What has bemused – and occasionally amused – me in our preparations is how much contractors – especially IT contractors - are resented at an institutional level. Broadly speaking the reaction has been, “they’re bloody well paid – and should have been paying tax anyway”. In corporate UK, contractor sympathisers as a species are endangered and possibly extinct.
This view is remarkable because it positions contractors on a very distant and cold planet in the new universe of flexible working. Inhabitants of its other planets are warmed by more benign opinions: “gig” workers are normally viewed differently, and more sympathetically. Perhaps it is because they are often depicted as the pioneers of a future world of work that is intellectually creative and, ironically, technology rich. But at what point, if ever, will unreliable freelance plumbers join hands with ubertalented (pun intended) web designers to march together towards a working paradise? And turning to those on another planet dangerously close to the sun of flexibility, do many people approve morally or emotionally of zero-hour contracts?
These are clearly big questions that transcend strictly operational issues. But do they? During preparations for the forthcoming legislation, I have been surprised, sometimes shocked, by the emotional current powering some organisations approach to it. Some planned responses have been closer to fevered cull than rational, surgical intervention. Quite literally, the phrase “get rid of the lot” has recurred. It will never be easy to manage a work-universe which is populated, it would appear, by pampered IT contractors, zero-hour victims and fulfilled, flexible freedom-fighters. We appeared to have entered the universe of Star Wars, not workforce planning.
But manage it, we must. But are we doing so? What is continuing to astonish me about the actions of large and presumably sophisticated, organisations, is just how tactical, rather than strategic, they could turn out to be.
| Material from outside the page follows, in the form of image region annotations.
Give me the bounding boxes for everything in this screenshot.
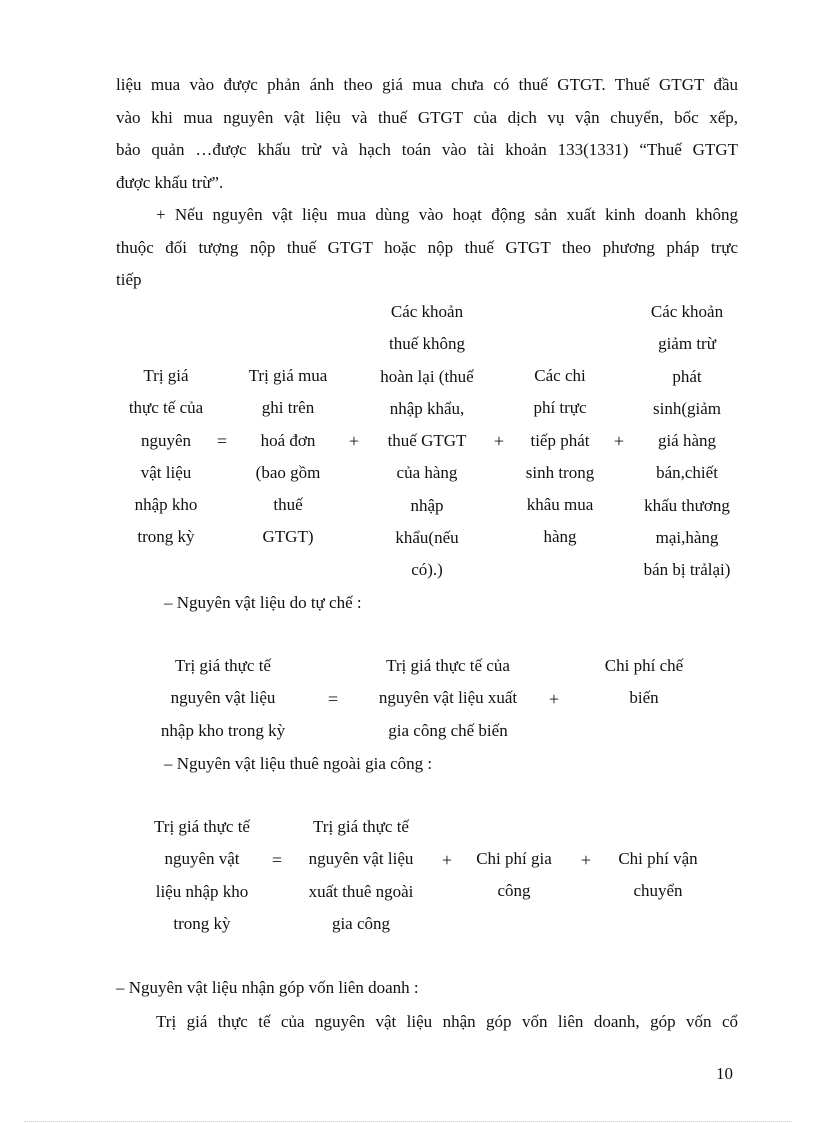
formula3-result-term: Trị giá thực tế nguyên vật liệu nhập kho trong kỳ [154,817,250,933]
equals-sign: = [327,689,339,709]
plus-sign: + [548,689,560,709]
text-line: liệu mua vào được phản ánh theo giá mua chưa có thuế GTGT. Thuế GTGT đầu [116,75,738,94]
formula1-direct-cost-term: Các chi phí trực tiếp phát sinh trong khâu mua hàng [525,366,595,547]
plus-sign: + [348,431,360,451]
formula2-result-term: Trị giá thực tế nguyên vật liệu nhập kho trong kỳ [160,656,286,740]
text-line: thuộc đối tượng nộp thuế GTGT hoặc nộp thuế GTGT theo phương pháp trực [116,237,738,257]
text-line: vào khi mua nguyên vật liệu và thuế GTGT của dịch vụ vận chuyển, bốc xếp, [116,107,738,127]
plus-sign: + [613,431,625,451]
page-number: 10 [716,1064,733,1083]
section-heading: – Nguyên vật liệu do tự chế : [164,593,362,612]
page-bottom-divider [24,1121,792,1122]
formula3-outsourced-value-term: Trị giá thực tế nguyên vật liệu xuất thuê ngoài gia công [308,817,414,933]
formula3-processing-fee-term: Chi phí gia công [476,849,552,901]
intro-paragraph [116,69,738,199]
formula3-transport-cost-term: Chi phí vận chuyển [618,849,698,901]
formula1-tax-term: Các khoản thuế không hoàn lại (thuế nhập khẩu, thuế GTGT của hàng nhập khẩu(nếu có).) [380,302,474,580]
equals-sign: = [271,850,283,870]
section-heading: – Nguyên vật liệu nhận góp vốn liên doanh : [116,978,419,997]
plus-sign: + [441,850,453,870]
text-line: bảo quản …được khấu trừ và hạch toán vào tài khoản 133(1331) “Thuế GTGT [116,140,738,159]
text-line: tiếp [116,270,142,289]
case2-paragraph [116,199,738,297]
plus-sign: + [580,850,592,870]
plus-sign: + [493,431,505,451]
formula1-result-term: Trị giá thực tế của nguyên vật liệu nhập kho trong kỳ [128,366,204,547]
formula2-processing-value-term: Trị giá thực tế của nguyên vật liệu xuất gia công chế biến [378,656,518,740]
formula2-processing-cost-term: Chi phí chế biến [604,656,684,708]
closing-paragraph [156,1006,738,1039]
equals-sign: = [216,431,228,451]
text-line: + Nếu nguyên vật liệu mua dùng vào hoạt động sản xuất kinh doanh không [156,205,738,224]
section-heading: – Nguyên vật liệu thuê ngoài gia công : [164,754,433,773]
formula1-purchase-price-term: Trị giá mua ghi trên hoá đơn (bao gồm thuế GTGT) [248,366,328,547]
text-line: Trị giá thực tế của nguyên vật liệu nhận góp vốn liên doanh, góp vốn cổ [156,1012,738,1031]
formula1-deduction-term: Các khoản giảm trừ phát sinh(giảm giá hàng bán,chiết khấu thương mại,hàng bán bị trảlại) [643,302,731,580]
text-line: được khấu trừ”. [116,172,224,192]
An increasing number of organisations are choosing to cease engaging altogether with personal service companies (aka limited company contractors). That may reflect a desire to pre-empt any accusation of making a “blanket determination” (it’s worth googling that phrase). But by any definition it is mass culling. But what is as worrying is who may have made these decisions. Our conversations with various organisations, from medium through to large, has frequently revealed that line managers and talent professionals have not even been in the room – as opposed to finance, legal and procurement.
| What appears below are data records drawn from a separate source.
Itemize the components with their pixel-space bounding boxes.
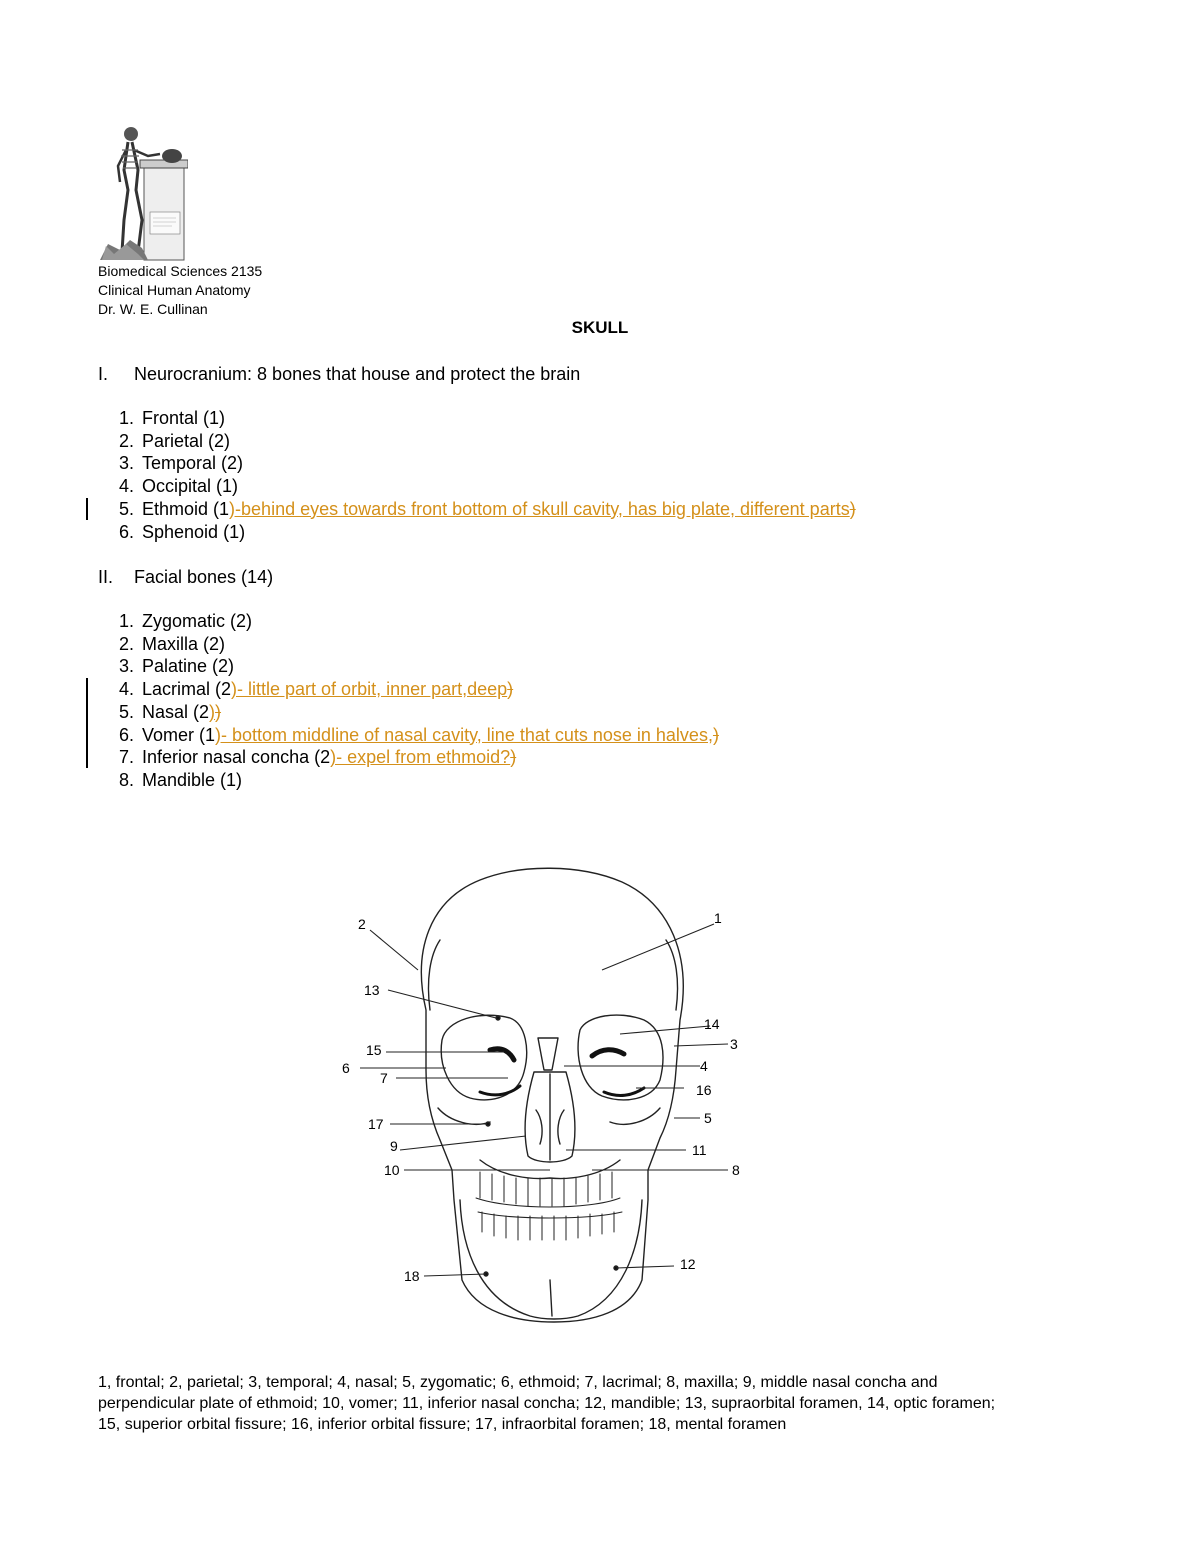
figure-label-11: 11 [692,1142,707,1158]
tracked-deletion: ) [712,724,719,745]
item-number: 2. [118,633,134,654]
figure-label-2: 2 [358,916,366,932]
item-number: 6. [118,724,134,745]
item-number: 1. [118,611,134,631]
section-heading-neurocranium [98,363,580,385]
figure-label-18: 18 [404,1268,420,1284]
figure-label-12: 12 [680,1256,696,1272]
tracked-insertion: )- bottom middline of nasal cavity, line that cuts nose in halves, [215,724,713,745]
item-number: 4. [118,476,134,497]
figure-label-7: 7 [380,1070,388,1086]
figure-label-8: 8 [732,1162,740,1178]
item-number: 5. [118,701,134,722]
skeleton-logo [98,120,188,262]
item-number: 4. [118,679,134,700]
section-heading-facial-bones [98,566,273,588]
list-item [98,633,719,656]
list-item [98,610,719,633]
item-text: Palatine (2) [142,656,235,677]
item-text: Lacrimal (2 [142,679,232,700]
item-text: Sphenoid (1) [142,521,246,542]
figure-label-6: 6 [342,1060,350,1076]
section-heading-text: Neurocranium: 8 bones that house and protect the brain [134,364,581,384]
change-bar [86,498,88,520]
item-number: 5. [118,498,134,519]
page-title: SKULL [571,318,629,337]
skull-figure [330,860,770,1330]
item-text: Occipital (1) [142,476,239,497]
item-text: Ethmoid (1 [142,498,230,519]
figure-label-1: 1 [714,910,722,926]
item-number: 3. [118,656,134,677]
tracked-deletion: ) [507,679,514,700]
figure-label-5: 5 [704,1110,712,1126]
tracked-insertion: )-behind eyes towards front bottom of skull cavity, has big plate, different parts [229,498,850,519]
tracked-insertion: ) [209,701,216,722]
course-header [98,262,262,319]
tracked-insertion: )- expel from ethmoid? [330,747,511,768]
item-number: 3. [118,453,134,474]
item-text: Inferior nasal concha (2 [142,747,331,768]
item-text: Mandible (1) [142,769,243,790]
item-text: Parietal (2) [142,430,231,451]
list-item [98,407,856,430]
list-item [98,701,719,724]
tracked-deletion: ) [849,498,856,519]
item-number: 1. [118,408,134,428]
course-subtitle: Clinical Human Anatomy [98,282,251,298]
figure-label-9: 9 [390,1138,398,1154]
list-item [98,655,719,678]
tracked-deletion: ) [215,701,222,722]
course-name: Biomedical Sciences 2135 [98,263,263,279]
section-heading-text: Facial bones (14) [134,567,274,587]
figure-label-4: 4 [700,1058,708,1074]
item-text: Vomer (1 [142,724,216,745]
figure-label-17: 17 [368,1116,384,1132]
tracked-insertion: )- little part of orbit, inner part,deep [231,679,508,700]
facial-bones-list [98,610,719,792]
caption-line: 1, frontal; 2, parietal; 3, temporal; 4, nasal; 5, zygomatic; 6, ethmoid; 7, lacrimal; 8, maxilla; 9, middle nasal concha and [98,1374,938,1391]
figure-label-15: 15 [366,1042,382,1058]
figure-label-13: 13 [364,982,380,998]
section-numeral: I. [98,364,109,384]
neurocranium-list [98,407,856,543]
item-text: Temporal (2) [142,453,244,474]
nasal-bone [538,1038,558,1070]
item-number: 8. [118,769,134,790]
change-bar [86,678,88,768]
caption-line: perpendicular plate of ethmoid; 10, vomer; 11, inferior nasal concha; 12, mandible; 13, supraorbital foramen, 14, optic foramen; [98,1395,996,1412]
list-item [98,452,856,475]
list-item [98,678,719,701]
item-number: 7. [118,747,134,768]
list-item [98,498,856,521]
figure-caption [98,1372,995,1435]
list-item [98,521,856,544]
caption-line: 15, superior orbital fissure; 16, inferior orbital fissure; 17, infraorbital foramen; 18, mental foramen [98,1416,787,1433]
section-numeral: II. [98,567,114,587]
list-item [98,724,719,747]
tracked-deletion: ) [510,747,517,768]
figure-label-10: 10 [384,1162,400,1178]
item-number: 2. [118,430,134,451]
item-number: 6. [118,521,134,542]
item-text: Nasal (2 [142,701,210,722]
list-item [98,475,856,498]
item-text: Zygomatic (2) [142,611,253,631]
cranium-outline [421,868,683,1322]
figure-label-16: 16 [696,1082,712,1098]
list-item [98,746,719,769]
figure-label-3: 3 [730,1036,738,1052]
figure-label-14: 14 [704,1016,720,1032]
instructor: Dr. W. E. Cullinan [98,301,208,317]
item-text: Maxilla (2) [142,633,226,654]
item-text: Frontal (1) [142,408,226,428]
list-item [98,769,719,792]
list-item [98,430,856,453]
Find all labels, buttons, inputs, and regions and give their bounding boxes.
Once again, I must declare that I cannot be disinterested. But given how many key systems (financial, infrastructural and industrial) are currently being developed, enhanced or supported by an interim workforce with specialist knowledge, the possibility that a resource cull morphs into an essential skills cull cannot be lightly discounted.
My overall sense is that (apart from HMRC’s self-confessed “show me the money” motivator) many of the reactions to IR35 have, from C suite down, been emotional and instinctive as much as rational. Like much that is happening – de-globalisation, Brexit, general election etc, positions being taken are, to use a fashionable adjective, tribal. They are founded on a sense of identity and disputed entitlement rather than cool-headed risk - and cost-analysis – even at the highest level of organisations. This is anecdotally confirmed by discussions with smaller organisations for whom the specific, critical importance of individual contractors is more easily identifiable. Such firms, often without the significant infrastructural support (HR, legal etc) are not sharpening their knives for a cull – they are forensically assessing the impact on their firm.
This brings me back to the title of this piece. Which part of an organisation is going to have to clear up the mess after the abrupt, major disruption of a flexible marketplace that comprises tens of thousands of highly skilled workers? Here’s a clue. It begins with a “T”.
And the final question I will ask is whether things would have been done differently if Talent had been in the room from the start when key strategic decisions were being taken? No prizes for guessing right.
Laurie Boyall is McGregor Boyall’s Founder and Group CEO.